Patterson lost out early in training camp to sixth-round draft choice Cam Little for a roster spot. He was waived by the team on July 29, 2024.

===Washington Commanders===
Patterson was claimed off waivers by the Washington Commanders on July 31, 2024. He was released by the Commanders on August 22.

===New York Jets===
On October 30, 2024, Patterson signed with the New York Jets practice squad. The next day, they promoted Patterson to the active roster to play against the Houston Texans. He was released on November 8.
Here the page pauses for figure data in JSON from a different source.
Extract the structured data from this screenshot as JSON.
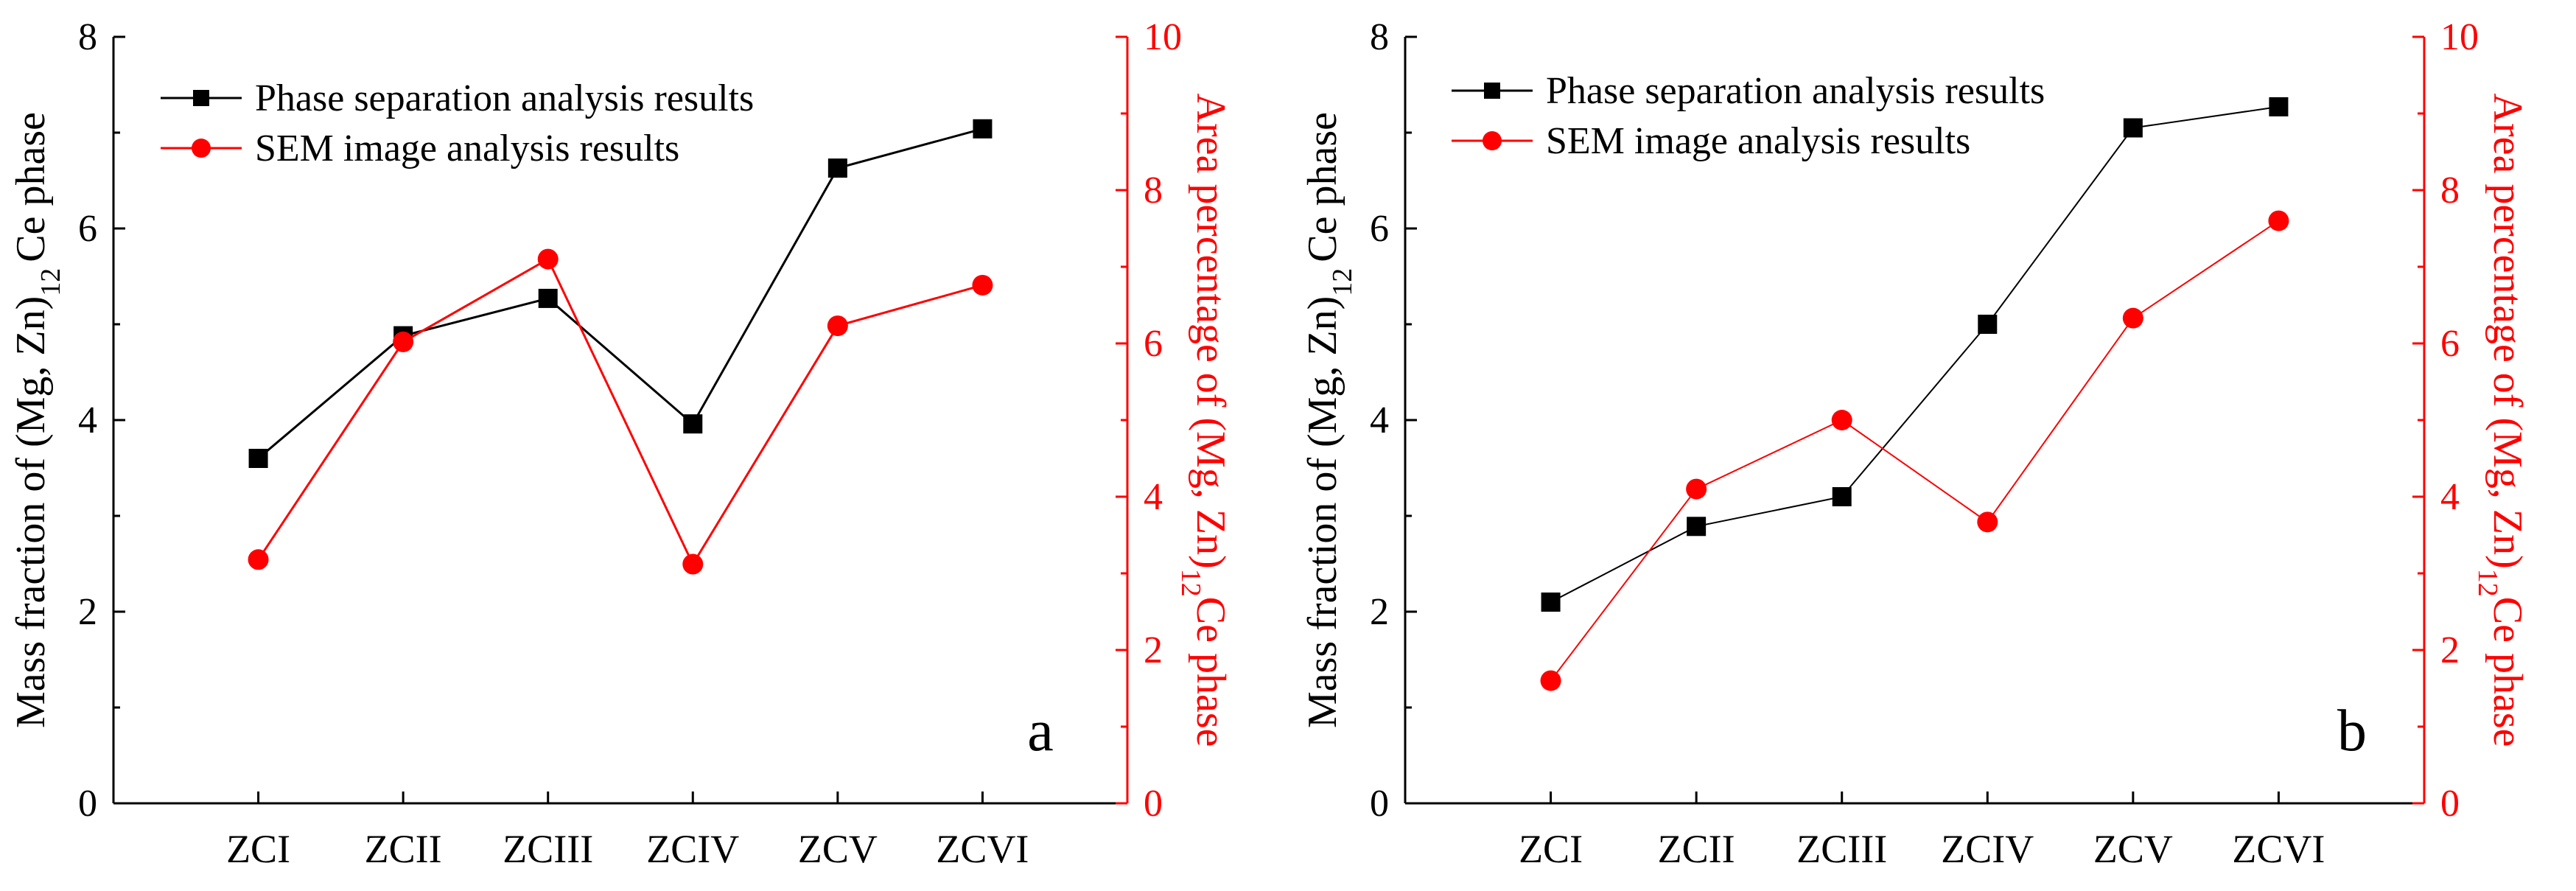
{
  "colors": {
    "black": "#000000",
    "red": "#ff0000"
  },
  "chart_data": [
    {
      "type": "line",
      "panel_label": "a",
      "categories": [
        "ZCI",
        "ZCII",
        "ZCIII",
        "ZCIV",
        "ZCV",
        "ZCVI"
      ],
      "left_axis": {
        "label_main": "Mass fraction of (Mg, Zn)",
        "label_sub": "12",
        "label_tail": "Ce phase",
        "ylim": [
          0,
          8
        ],
        "ticks": [
          "0",
          "2",
          "4",
          "6",
          "8"
        ]
      },
      "right_axis": {
        "label_main": "Area percentage of (Mg, Zn)",
        "label_sub": "12",
        "label_tail": "Ce phase",
        "ylim": [
          0,
          10
        ],
        "ticks": [
          "0",
          "2",
          "4",
          "6",
          "8",
          "10"
        ]
      },
      "legend_position": "top-left",
      "series": [
        {
          "name": "Phase separation analysis results",
          "axis": "left",
          "marker": "square",
          "color": "#000000",
          "values": [
            3.6,
            4.88,
            5.27,
            3.96,
            6.63,
            7.04
          ]
        },
        {
          "name": "SEM image analysis results",
          "axis": "right",
          "marker": "circle",
          "color": "#ff0000",
          "values": [
            3.18,
            6.02,
            7.1,
            3.12,
            6.23,
            6.76
          ]
        }
      ]
    },
    {
      "type": "line",
      "panel_label": "b",
      "categories": [
        "ZCI",
        "ZCII",
        "ZCIII",
        "ZCIV",
        "ZCV",
        "ZCVI"
      ],
      "left_axis": {
        "label_main": "Mass fraction of (Mg, Zn)",
        "label_sub": "12",
        "label_tail": "Ce phase",
        "ylim": [
          0,
          8
        ],
        "ticks": [
          "0",
          "2",
          "4",
          "6",
          "8"
        ]
      },
      "right_axis": {
        "label_main": "Area percentage of (Mg, Zn)",
        "label_sub": "12",
        "label_tail": "Ce phase",
        "ylim": [
          0,
          10
        ],
        "ticks": [
          "0",
          "2",
          "4",
          "6",
          "8",
          "10"
        ]
      },
      "legend_position": "top-left",
      "series": [
        {
          "name": "Phase separation analysis results",
          "axis": "left",
          "marker": "square",
          "color": "#000000",
          "values": [
            2.1,
            2.89,
            3.2,
            5.0,
            7.05,
            7.27
          ]
        },
        {
          "name": "SEM image analysis results",
          "axis": "right",
          "marker": "circle",
          "color": "#ff0000",
          "values": [
            1.6,
            4.1,
            5.0,
            3.67,
            6.33,
            7.6
          ]
        }
      ]
    }
  ]
}
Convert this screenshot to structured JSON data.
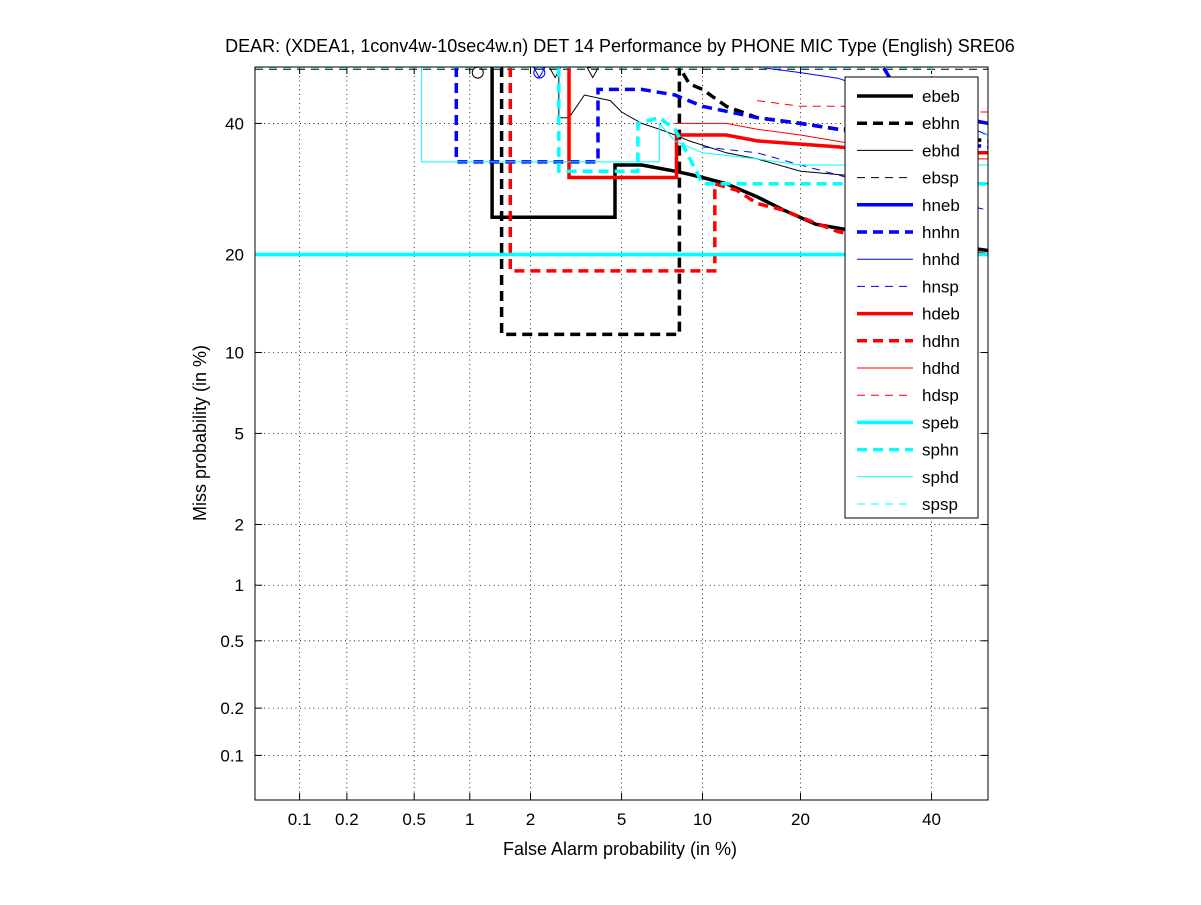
{
  "chart_data": {
    "type": "line",
    "title": "DEAR: (XDEA1, 1conv4w-10sec4w.n) DET 14 Performance by PHONE MIC Type (English) SRE06",
    "xlabel": "False Alarm probability (in %)",
    "ylabel": "Miss probability (in %)",
    "x_scale": "probit",
    "y_scale": "probit",
    "xlim": [
      0.05,
      50
    ],
    "ylim": [
      0.05,
      50
    ],
    "grid": true,
    "legend_position": "top-right",
    "x_ticks": [
      {
        "value": 0.1,
        "label": "0.1"
      },
      {
        "value": 0.2,
        "label": "0.2"
      },
      {
        "value": 0.5,
        "label": "0.5"
      },
      {
        "value": 1,
        "label": "1"
      },
      {
        "value": 2,
        "label": "2"
      },
      {
        "value": 5,
        "label": "5"
      },
      {
        "value": 10,
        "label": "10"
      },
      {
        "value": 20,
        "label": "20"
      },
      {
        "value": 40,
        "label": "40"
      }
    ],
    "y_ticks": [
      {
        "value": 0.1,
        "label": "0.1"
      },
      {
        "value": 0.2,
        "label": "0.2"
      },
      {
        "value": 0.5,
        "label": "0.5"
      },
      {
        "value": 1,
        "label": "1"
      },
      {
        "value": 2,
        "label": "2"
      },
      {
        "value": 5,
        "label": "5"
      },
      {
        "value": 10,
        "label": "10"
      },
      {
        "value": 20,
        "label": "20"
      },
      {
        "value": 40,
        "label": "40"
      }
    ],
    "series": [
      {
        "name": "ebeb",
        "color": "#000000",
        "dash": "solid",
        "width": "thick",
        "points": [
          [
            1.3,
            50
          ],
          [
            1.3,
            25
          ],
          [
            4.7,
            25
          ],
          [
            4.7,
            33
          ],
          [
            6,
            33
          ],
          [
            8,
            32
          ],
          [
            9,
            31.5
          ],
          [
            10,
            31
          ],
          [
            12,
            30
          ],
          [
            15,
            28
          ],
          [
            18,
            26
          ],
          [
            22,
            24
          ],
          [
            28,
            23
          ],
          [
            35,
            22
          ],
          [
            45,
            21
          ],
          [
            50,
            20.5
          ]
        ],
        "marker": {
          "shape": "circle",
          "x": 1.1,
          "y": 49
        }
      },
      {
        "name": "ebhn",
        "color": "#000000",
        "dash": "dashed",
        "width": "thick",
        "points": [
          [
            1.45,
            50
          ],
          [
            1.45,
            11.5
          ],
          [
            8.3,
            11.5
          ],
          [
            8.3,
            50
          ],
          [
            9,
            47
          ],
          [
            10,
            46
          ],
          [
            12,
            43
          ],
          [
            15,
            41
          ],
          [
            20,
            40
          ],
          [
            25,
            39
          ],
          [
            30,
            39
          ],
          [
            50,
            37
          ]
        ],
        "marker": {
          "shape": "triangle-down",
          "x": 2.6,
          "y": 49
        }
      },
      {
        "name": "ebhd",
        "color": "#000000",
        "dash": "solid",
        "width": "thin",
        "points": [
          [
            2.7,
            50
          ],
          [
            2.7,
            41
          ],
          [
            3,
            41
          ],
          [
            3.5,
            45
          ],
          [
            4.5,
            44
          ],
          [
            5,
            42
          ],
          [
            6,
            40
          ],
          [
            7,
            39
          ],
          [
            8,
            38
          ],
          [
            9,
            37
          ],
          [
            12,
            35
          ],
          [
            15,
            34
          ],
          [
            20,
            32
          ],
          [
            30,
            31
          ],
          [
            40,
            30
          ],
          [
            50,
            30
          ]
        ],
        "marker": {
          "shape": "triangle-down",
          "x": 3.8,
          "y": 49
        }
      },
      {
        "name": "ebsp",
        "color": "#000000",
        "dash": "dashed",
        "width": "thin",
        "points": [
          [
            0.05,
            49.6
          ],
          [
            10,
            49.6
          ],
          [
            50,
            49.6
          ]
        ]
      },
      {
        "name": "hneb",
        "color": "#0000ff",
        "dash": "solid",
        "width": "thick",
        "points": [
          [
            32,
            49.8
          ],
          [
            33,
            48
          ],
          [
            36,
            44
          ],
          [
            40,
            42
          ],
          [
            45,
            41
          ],
          [
            50,
            40
          ]
        ]
      },
      {
        "name": "hnhn",
        "color": "#0000ff",
        "dash": "dashed",
        "width": "thick",
        "points": [
          [
            0.85,
            50
          ],
          [
            0.85,
            33.5
          ],
          [
            4,
            33.5
          ],
          [
            4,
            46
          ],
          [
            6,
            46
          ],
          [
            8,
            45
          ],
          [
            10,
            43
          ],
          [
            15,
            41
          ],
          [
            20,
            40
          ],
          [
            25,
            39
          ],
          [
            30,
            38
          ],
          [
            40,
            37
          ],
          [
            50,
            36
          ]
        ],
        "marker": {
          "shape": "circle",
          "x": 2.2,
          "y": 49
        }
      },
      {
        "name": "hnhd",
        "color": "#0000ff",
        "dash": "solid",
        "width": "thin",
        "points": [
          [
            15,
            50
          ],
          [
            20,
            49
          ],
          [
            25,
            48
          ],
          [
            30,
            46
          ],
          [
            35,
            44
          ],
          [
            40,
            42
          ],
          [
            45,
            40
          ],
          [
            50,
            38
          ]
        ],
        "marker": {
          "shape": "triangle-down",
          "x": 2.2,
          "y": 49
        }
      },
      {
        "name": "hnsp",
        "color": "#0000ff",
        "dash": "dashed",
        "width": "thin",
        "points": [
          [
            10,
            36
          ],
          [
            15,
            35
          ],
          [
            20,
            33
          ],
          [
            30,
            30
          ],
          [
            40,
            28
          ],
          [
            50,
            26
          ]
        ]
      },
      {
        "name": "hdeb",
        "color": "#ff0000",
        "dash": "solid",
        "width": "thick",
        "points": [
          [
            3,
            50
          ],
          [
            3,
            31
          ],
          [
            8.1,
            31
          ],
          [
            8.1,
            38
          ],
          [
            12,
            38
          ],
          [
            15,
            37
          ],
          [
            25,
            36
          ],
          [
            35,
            35
          ],
          [
            50,
            35
          ]
        ]
      },
      {
        "name": "hdhn",
        "color": "#ff0000",
        "dash": "dashed",
        "width": "thick",
        "points": [
          [
            1.6,
            50
          ],
          [
            1.6,
            18
          ],
          [
            11,
            18
          ],
          [
            11,
            30
          ],
          [
            13,
            29
          ],
          [
            15,
            27
          ],
          [
            18,
            26
          ],
          [
            20,
            25
          ],
          [
            25,
            23
          ],
          [
            30,
            22
          ],
          [
            40,
            21
          ],
          [
            50,
            20
          ]
        ]
      },
      {
        "name": "hdhd",
        "color": "#ff0000",
        "dash": "solid",
        "width": "thin",
        "points": [
          [
            8,
            40
          ],
          [
            12,
            40
          ],
          [
            15,
            39
          ],
          [
            20,
            38
          ],
          [
            30,
            36
          ],
          [
            40,
            34
          ],
          [
            50,
            34
          ]
        ]
      },
      {
        "name": "hdsp",
        "color": "#ff0000",
        "dash": "dashed",
        "width": "thin",
        "points": [
          [
            15,
            44
          ],
          [
            20,
            43
          ],
          [
            30,
            43
          ],
          [
            40,
            42
          ],
          [
            50,
            42
          ]
        ]
      },
      {
        "name": "speb",
        "color": "#00ffff",
        "dash": "solid",
        "width": "thick",
        "points": [
          [
            0.05,
            20
          ],
          [
            50,
            20
          ]
        ]
      },
      {
        "name": "sphn",
        "color": "#00ffff",
        "dash": "dashed",
        "width": "thick",
        "points": [
          [
            2.7,
            50
          ],
          [
            2.7,
            32
          ],
          [
            5.8,
            32
          ],
          [
            5.8,
            40
          ],
          [
            7,
            41
          ],
          [
            8,
            39
          ],
          [
            10,
            30
          ],
          [
            20,
            30
          ],
          [
            30,
            30
          ],
          [
            50,
            30
          ]
        ]
      },
      {
        "name": "sphd",
        "color": "#00ffff",
        "dash": "solid",
        "width": "thin",
        "points": [
          [
            0.55,
            50
          ],
          [
            0.55,
            33.5
          ],
          [
            7,
            33.5
          ],
          [
            7,
            40
          ],
          [
            8,
            37
          ],
          [
            10,
            35
          ],
          [
            15,
            34
          ],
          [
            20,
            33
          ],
          [
            30,
            33
          ],
          [
            50,
            33
          ]
        ]
      },
      {
        "name": "spsp",
        "color": "#00ffff",
        "dash": "dashed",
        "width": "thin",
        "points": [
          [
            0.05,
            49.9
          ],
          [
            30,
            49.9
          ],
          [
            40,
            49.9
          ],
          [
            40,
            40
          ],
          [
            50,
            38
          ]
        ]
      }
    ]
  }
}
===Atlanta Falcons (first stint)===
On November 29, 2024, Patterson was signed to the Atlanta Falcons' practice squad; he was released four days later.

===Cleveland Browns (second stint)===
On December 10, 2024, the Cleveland Browns signed Patterson to their practice squad.

===Atlanta Falcons (second stint)===
On December 18, 2024, the Atlanta Falcons signed Patterson to their active roster off the Browns practice squad. Patterson appeared in three games as a starter against the New York Giants, Washington Commanders, and Carolina Panthers, going 4-for-7 in field goals in those games, with a long of 52. In a Week 17 overtime loss to the Commanders, Patterson missed the game winning 56-yard field goal, which would have been his career long.

===Miami Dolphins===
On August 27, 2025, Patterson was signed to the Miami Dolphins' practice squad following an injury to Jason Sanders. He was signed to the active roster on September 29.

On March 12, 2026, Patterson re-signed with the Dolphins.

==NFL career statistics==

| Year | Team | GP | Field goals |  |  |  |  |  |  |  |  | Extra points |  |  | Total points |
| FGM | FGA | FG% | <20 | 20−29 | 30−39 | 40−49 | 50+ | Lng | XPM | XPA | XP% |
| 2021 | DET | 7 | 13 | 14 | 92.9 | 0−0 | 3−3 | 6−6 | 4−4 | 0−1 | 49 | 16 | 16 | 100.0 | 55 |
| 2022 | JAX | 17 | 30 | 35 | 85.7 | 0−0 | 8−8 | 10−11 | 10−13 | 2−3 | 53 | 36 | 37 | 97.3 | 126 |
| 2023 | DET | 13 | 15 | 17 | 88.2 | 0–0 | 2–3 | 10–10 | 2–2 | 1–2 | 52 | 35 | 37 | 94.6 | 80 |
| CLE | 2 | 1 | 1 | 100.0 | 0-0 | 0–0 | 1–1 | 0–0 | 0–0 | 33 | 6 | 7 | 85.7 | 9 |
| 2024 | NYJ | 1 | 0 | 0 | 0 | 0 | 0 | 0 | 0 | 0 | 0 | 3 | 3 | 100.0 | 3 |
| CLE | 1 | 0 | 0 | 0 | 0-0 | 0–0 | 0–0 | 0–0 | 0–0 | 0 | 1 | 1 | 100.0 | 1 |
| ATL | 3 | 4 | 7 | 57.1 | 0-0 | 0–0 | 3–3 | 0–1 | 1–3 | 52 | 12 | 12 | 100.0 | 24 |
| 2025 | MIA | 17 | 27 | 29 | 93.1 | 0-0 | 5-5 | 8-9 | 11-11 | 3-4 | 54 | 34 | 35 | 97.1 | 115 |
| 2026 | MIA | 2 | 4 | 6 | 66.7 | 0-0 | 2-2 | 1-1 | 1-2 | 0-1 | 41 | 2 | 2 | 100.0 | 14 |
| Total |  | 63 | 94 | 109 | 86.2 | 0−0 | 20–21 | 39–41 | 28–33 | 7–14 | 54 | 145 | 150 | 96.7 | 427 |

== Personal life ==
Patterson is an Evangelical Christian. He is married to Claire Patterson. His second cousin is NFL player A. J. Epenesa. The father of WNBA player Kate Martin was Patterson's football coach at Edwardsville High School.